A governança planetária que emerge das cidades globais é, portanto, ambígua;
poderosa, mas desigual; inovadora, mas imperfeita; pragmática, mas vulnerável.
É uma governança que funciona, mas que não resolve tudo. É uma governança que
avança, mas que tropeça. É uma governança que se impõe, não porque alguém a
tenha legitimado, mas porque ninguém mais está a fazer o trabalho.

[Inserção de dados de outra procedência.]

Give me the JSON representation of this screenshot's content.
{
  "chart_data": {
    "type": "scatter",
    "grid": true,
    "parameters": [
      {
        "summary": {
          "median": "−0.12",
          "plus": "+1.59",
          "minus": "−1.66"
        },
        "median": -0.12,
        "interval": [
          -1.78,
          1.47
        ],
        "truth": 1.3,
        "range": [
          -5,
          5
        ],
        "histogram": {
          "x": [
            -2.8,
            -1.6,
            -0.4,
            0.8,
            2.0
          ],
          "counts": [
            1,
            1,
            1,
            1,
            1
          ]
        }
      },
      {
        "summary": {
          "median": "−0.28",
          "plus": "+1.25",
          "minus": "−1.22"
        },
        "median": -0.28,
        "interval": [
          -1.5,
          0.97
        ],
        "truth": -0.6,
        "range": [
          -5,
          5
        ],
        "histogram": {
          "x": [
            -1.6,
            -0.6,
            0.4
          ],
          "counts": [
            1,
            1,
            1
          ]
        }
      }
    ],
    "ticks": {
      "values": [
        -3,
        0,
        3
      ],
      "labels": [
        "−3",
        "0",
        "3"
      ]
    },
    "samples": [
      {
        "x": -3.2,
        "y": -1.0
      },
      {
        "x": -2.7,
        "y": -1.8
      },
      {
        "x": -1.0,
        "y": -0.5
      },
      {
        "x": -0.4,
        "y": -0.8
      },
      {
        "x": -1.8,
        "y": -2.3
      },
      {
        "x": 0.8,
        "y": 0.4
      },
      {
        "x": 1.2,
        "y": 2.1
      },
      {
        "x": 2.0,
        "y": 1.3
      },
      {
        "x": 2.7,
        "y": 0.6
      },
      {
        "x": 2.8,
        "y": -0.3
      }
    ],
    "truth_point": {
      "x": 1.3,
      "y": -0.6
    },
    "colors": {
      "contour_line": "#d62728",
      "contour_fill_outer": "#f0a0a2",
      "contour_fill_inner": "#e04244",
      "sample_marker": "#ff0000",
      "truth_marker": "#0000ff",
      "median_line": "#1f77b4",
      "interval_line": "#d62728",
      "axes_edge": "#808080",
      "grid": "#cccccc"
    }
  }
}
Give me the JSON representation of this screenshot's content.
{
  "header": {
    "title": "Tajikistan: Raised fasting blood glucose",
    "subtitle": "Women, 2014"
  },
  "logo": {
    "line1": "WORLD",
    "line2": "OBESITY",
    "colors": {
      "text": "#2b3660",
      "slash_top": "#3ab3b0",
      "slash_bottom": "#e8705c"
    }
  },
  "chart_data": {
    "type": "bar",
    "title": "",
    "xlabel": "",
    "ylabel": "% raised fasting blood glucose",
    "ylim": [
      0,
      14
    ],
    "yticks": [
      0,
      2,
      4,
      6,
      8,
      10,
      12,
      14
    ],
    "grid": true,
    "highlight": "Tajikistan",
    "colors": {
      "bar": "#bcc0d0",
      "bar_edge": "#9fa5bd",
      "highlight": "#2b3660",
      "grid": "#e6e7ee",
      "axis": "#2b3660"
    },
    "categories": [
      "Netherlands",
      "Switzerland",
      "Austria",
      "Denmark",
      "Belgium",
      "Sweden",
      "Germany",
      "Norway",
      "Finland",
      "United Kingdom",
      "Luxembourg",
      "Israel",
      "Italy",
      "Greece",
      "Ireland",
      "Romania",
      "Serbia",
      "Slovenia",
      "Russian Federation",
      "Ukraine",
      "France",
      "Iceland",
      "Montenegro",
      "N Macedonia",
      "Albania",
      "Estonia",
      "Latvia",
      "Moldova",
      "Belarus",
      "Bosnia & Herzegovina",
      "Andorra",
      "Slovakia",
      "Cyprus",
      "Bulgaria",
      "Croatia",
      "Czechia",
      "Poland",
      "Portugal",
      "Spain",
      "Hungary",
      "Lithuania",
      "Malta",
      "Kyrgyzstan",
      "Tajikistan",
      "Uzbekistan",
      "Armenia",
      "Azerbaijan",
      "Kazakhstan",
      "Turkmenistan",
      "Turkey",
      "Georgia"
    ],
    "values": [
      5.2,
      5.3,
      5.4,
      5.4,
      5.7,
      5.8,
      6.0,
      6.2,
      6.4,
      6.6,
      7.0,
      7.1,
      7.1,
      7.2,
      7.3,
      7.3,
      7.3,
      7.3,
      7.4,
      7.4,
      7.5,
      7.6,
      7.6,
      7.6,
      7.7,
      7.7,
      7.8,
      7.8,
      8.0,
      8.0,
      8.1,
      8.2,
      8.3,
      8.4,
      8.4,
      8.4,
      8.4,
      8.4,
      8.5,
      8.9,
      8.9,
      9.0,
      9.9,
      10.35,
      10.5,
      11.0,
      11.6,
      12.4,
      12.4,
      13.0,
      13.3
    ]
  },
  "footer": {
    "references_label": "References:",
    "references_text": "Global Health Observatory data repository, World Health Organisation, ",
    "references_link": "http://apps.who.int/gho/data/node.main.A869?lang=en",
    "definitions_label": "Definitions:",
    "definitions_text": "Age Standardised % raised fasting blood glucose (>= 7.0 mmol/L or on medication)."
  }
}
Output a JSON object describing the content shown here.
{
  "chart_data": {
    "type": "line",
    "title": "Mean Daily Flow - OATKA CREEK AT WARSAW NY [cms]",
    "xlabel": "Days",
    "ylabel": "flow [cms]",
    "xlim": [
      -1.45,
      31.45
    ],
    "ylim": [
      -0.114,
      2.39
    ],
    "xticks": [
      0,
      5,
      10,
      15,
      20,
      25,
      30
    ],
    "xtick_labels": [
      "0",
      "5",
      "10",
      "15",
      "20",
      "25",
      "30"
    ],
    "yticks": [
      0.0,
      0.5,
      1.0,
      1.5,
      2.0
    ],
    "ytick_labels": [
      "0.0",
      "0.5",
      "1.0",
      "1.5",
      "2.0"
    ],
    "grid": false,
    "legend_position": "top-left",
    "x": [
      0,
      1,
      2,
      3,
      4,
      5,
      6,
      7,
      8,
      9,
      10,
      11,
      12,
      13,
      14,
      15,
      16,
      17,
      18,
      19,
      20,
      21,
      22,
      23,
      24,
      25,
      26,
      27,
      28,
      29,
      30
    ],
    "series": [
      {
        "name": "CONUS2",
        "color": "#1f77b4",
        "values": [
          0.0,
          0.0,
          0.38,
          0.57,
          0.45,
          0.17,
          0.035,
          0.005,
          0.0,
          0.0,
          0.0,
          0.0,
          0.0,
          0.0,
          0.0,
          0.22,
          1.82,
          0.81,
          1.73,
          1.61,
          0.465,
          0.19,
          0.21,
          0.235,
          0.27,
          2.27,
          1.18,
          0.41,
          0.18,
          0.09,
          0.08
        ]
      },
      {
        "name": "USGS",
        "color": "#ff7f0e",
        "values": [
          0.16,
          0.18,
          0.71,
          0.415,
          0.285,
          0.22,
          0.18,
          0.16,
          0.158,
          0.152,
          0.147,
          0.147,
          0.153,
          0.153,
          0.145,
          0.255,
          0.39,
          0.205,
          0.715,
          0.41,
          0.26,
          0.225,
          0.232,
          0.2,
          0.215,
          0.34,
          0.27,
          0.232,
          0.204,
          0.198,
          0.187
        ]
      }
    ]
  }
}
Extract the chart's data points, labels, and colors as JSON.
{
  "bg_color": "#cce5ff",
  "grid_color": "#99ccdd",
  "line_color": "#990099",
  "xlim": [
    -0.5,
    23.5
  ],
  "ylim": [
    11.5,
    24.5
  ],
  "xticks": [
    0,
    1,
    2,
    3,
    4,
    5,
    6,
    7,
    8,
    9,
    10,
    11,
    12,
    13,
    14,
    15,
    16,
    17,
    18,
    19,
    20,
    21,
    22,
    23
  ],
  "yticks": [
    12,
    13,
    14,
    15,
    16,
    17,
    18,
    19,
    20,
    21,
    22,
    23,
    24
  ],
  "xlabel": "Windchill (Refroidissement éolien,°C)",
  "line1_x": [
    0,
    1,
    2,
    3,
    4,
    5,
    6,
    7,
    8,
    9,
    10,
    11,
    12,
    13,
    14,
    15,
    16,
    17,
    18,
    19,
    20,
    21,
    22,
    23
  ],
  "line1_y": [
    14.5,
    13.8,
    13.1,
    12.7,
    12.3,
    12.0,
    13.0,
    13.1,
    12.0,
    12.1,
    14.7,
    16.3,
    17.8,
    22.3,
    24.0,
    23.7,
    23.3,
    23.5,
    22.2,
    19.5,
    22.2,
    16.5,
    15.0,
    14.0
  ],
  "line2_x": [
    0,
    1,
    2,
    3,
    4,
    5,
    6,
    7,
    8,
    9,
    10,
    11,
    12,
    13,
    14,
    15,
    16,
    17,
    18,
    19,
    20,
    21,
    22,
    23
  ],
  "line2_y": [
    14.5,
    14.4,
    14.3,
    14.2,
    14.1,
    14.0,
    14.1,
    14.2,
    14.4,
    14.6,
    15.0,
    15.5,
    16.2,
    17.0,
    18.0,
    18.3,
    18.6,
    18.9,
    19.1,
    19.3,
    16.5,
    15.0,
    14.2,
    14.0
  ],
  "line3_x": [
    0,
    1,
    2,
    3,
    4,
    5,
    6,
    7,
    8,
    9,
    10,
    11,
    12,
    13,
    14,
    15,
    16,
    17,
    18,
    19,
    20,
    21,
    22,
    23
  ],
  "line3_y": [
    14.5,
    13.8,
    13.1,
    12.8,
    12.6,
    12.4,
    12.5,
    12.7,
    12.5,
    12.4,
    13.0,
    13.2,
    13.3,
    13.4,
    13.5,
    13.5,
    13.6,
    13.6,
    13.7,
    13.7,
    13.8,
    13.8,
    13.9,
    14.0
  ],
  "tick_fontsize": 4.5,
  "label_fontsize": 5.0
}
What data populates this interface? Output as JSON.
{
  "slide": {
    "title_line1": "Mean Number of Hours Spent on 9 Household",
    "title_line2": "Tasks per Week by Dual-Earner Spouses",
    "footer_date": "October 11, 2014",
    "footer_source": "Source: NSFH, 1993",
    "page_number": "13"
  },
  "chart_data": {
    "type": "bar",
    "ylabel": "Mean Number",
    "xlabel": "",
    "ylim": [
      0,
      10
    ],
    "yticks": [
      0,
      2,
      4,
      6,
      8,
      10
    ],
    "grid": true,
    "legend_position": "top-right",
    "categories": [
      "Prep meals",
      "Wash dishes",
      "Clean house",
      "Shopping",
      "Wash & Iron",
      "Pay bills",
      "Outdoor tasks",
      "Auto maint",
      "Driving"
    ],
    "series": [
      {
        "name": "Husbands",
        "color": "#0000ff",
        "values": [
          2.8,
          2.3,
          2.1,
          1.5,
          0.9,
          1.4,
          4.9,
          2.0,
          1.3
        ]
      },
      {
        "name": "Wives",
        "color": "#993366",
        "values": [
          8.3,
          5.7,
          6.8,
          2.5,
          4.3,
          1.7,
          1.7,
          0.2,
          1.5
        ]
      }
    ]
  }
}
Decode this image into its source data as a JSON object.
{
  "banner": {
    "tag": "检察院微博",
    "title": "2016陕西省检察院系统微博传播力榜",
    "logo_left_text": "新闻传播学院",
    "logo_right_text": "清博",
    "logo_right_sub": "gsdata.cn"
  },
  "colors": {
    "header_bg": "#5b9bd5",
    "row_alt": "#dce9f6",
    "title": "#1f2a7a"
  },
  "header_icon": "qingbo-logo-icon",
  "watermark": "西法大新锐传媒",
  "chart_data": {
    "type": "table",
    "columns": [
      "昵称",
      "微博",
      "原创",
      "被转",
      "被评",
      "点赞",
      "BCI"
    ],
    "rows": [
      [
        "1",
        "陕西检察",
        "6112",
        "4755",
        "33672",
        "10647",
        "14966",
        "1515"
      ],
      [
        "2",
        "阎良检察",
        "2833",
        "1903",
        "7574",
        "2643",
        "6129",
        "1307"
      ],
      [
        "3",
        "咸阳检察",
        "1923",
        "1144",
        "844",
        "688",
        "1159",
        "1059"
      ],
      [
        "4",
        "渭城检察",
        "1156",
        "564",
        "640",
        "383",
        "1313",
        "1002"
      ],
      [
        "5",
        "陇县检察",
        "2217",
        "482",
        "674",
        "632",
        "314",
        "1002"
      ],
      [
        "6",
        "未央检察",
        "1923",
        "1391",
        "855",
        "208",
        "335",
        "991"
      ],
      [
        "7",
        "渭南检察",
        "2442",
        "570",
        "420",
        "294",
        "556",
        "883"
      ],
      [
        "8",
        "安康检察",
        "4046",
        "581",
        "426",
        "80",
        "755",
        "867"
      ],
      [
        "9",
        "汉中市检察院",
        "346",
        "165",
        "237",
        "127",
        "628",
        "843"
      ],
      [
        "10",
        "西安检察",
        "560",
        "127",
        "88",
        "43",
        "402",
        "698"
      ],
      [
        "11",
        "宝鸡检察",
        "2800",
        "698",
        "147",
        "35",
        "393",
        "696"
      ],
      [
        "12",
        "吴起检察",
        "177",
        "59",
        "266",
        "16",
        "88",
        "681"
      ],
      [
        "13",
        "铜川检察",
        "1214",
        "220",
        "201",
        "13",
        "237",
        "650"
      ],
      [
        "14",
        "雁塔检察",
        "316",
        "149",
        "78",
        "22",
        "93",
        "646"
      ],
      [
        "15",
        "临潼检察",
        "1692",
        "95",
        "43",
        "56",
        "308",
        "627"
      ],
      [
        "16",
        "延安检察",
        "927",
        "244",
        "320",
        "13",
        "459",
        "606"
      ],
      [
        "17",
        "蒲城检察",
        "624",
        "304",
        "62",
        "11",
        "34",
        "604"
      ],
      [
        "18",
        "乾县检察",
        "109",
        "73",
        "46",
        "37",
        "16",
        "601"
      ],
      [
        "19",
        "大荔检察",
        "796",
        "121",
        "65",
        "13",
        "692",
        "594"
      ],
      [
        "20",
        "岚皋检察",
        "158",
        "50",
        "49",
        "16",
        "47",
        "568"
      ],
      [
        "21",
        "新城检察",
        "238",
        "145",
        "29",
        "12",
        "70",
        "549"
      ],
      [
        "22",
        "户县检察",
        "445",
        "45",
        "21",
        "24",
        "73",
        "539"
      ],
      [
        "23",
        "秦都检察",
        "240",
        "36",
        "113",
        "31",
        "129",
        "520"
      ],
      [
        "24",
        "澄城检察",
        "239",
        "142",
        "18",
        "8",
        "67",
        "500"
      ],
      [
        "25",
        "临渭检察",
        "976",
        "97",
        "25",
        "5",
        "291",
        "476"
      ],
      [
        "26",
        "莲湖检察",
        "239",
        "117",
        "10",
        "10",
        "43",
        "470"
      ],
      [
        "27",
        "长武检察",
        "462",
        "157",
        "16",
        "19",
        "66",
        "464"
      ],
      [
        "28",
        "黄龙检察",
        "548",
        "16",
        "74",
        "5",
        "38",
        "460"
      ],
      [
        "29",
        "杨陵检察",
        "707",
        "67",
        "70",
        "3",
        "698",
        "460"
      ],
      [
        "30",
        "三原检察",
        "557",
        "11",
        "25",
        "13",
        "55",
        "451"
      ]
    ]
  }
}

O futuro do poder global será cada vez mais urbano. Não porque os Estados
desapareçam pois são demasiado teimosos,
mas porque as cidades continuarão a expandir a sua influência até ao ponto em
que a distinção entre política interna e externa se torne irrelevante. Quando
uma cidade como Singapura negoceia directamente com multinacionais, quando Nova
Iorque define padrões financeiros globais, quando Paris lidera políticas
climáticas, quando Xangai molda cadeias de abastecimento, estamos perante uma
nova forma de poder que não cabe nos manuais tradicionais de relações
internacionais.
As cidades globais são, em última análise, o espelho de um mundo que deixou
de acreditar em fronteiras como forma de organizar a vida colectiva. São
espaços onde o global e o local se fundem, onde a diversidade é norma, onde a
inovação é rotina e onde a política é feita com a urgência de quem sabe que o
futuro não espera. São entidades pós-soberanas, pós-estatais, pós-ilusões. E,
por isso mesmo, são as únicas capazes de governar um planeta que não tem
paciência para nostalgias territoriais.
O papel das cidades globais na governança planetária é, portanto,
inevitável. Não porque alguém o tenha decidido, mas porque o mundo assim o exige.
As cidades são os novos centros de poder, os novos laboratórios de políticas
públicas, os novos actores internacionais. São o futuro, quer os Estados gostem
ou não. E, como sempre acontece com o futuro, ele chega primeiro às cidades e
só depois, muito depois, aos Estados que ainda tentam perceber o que aconteceu.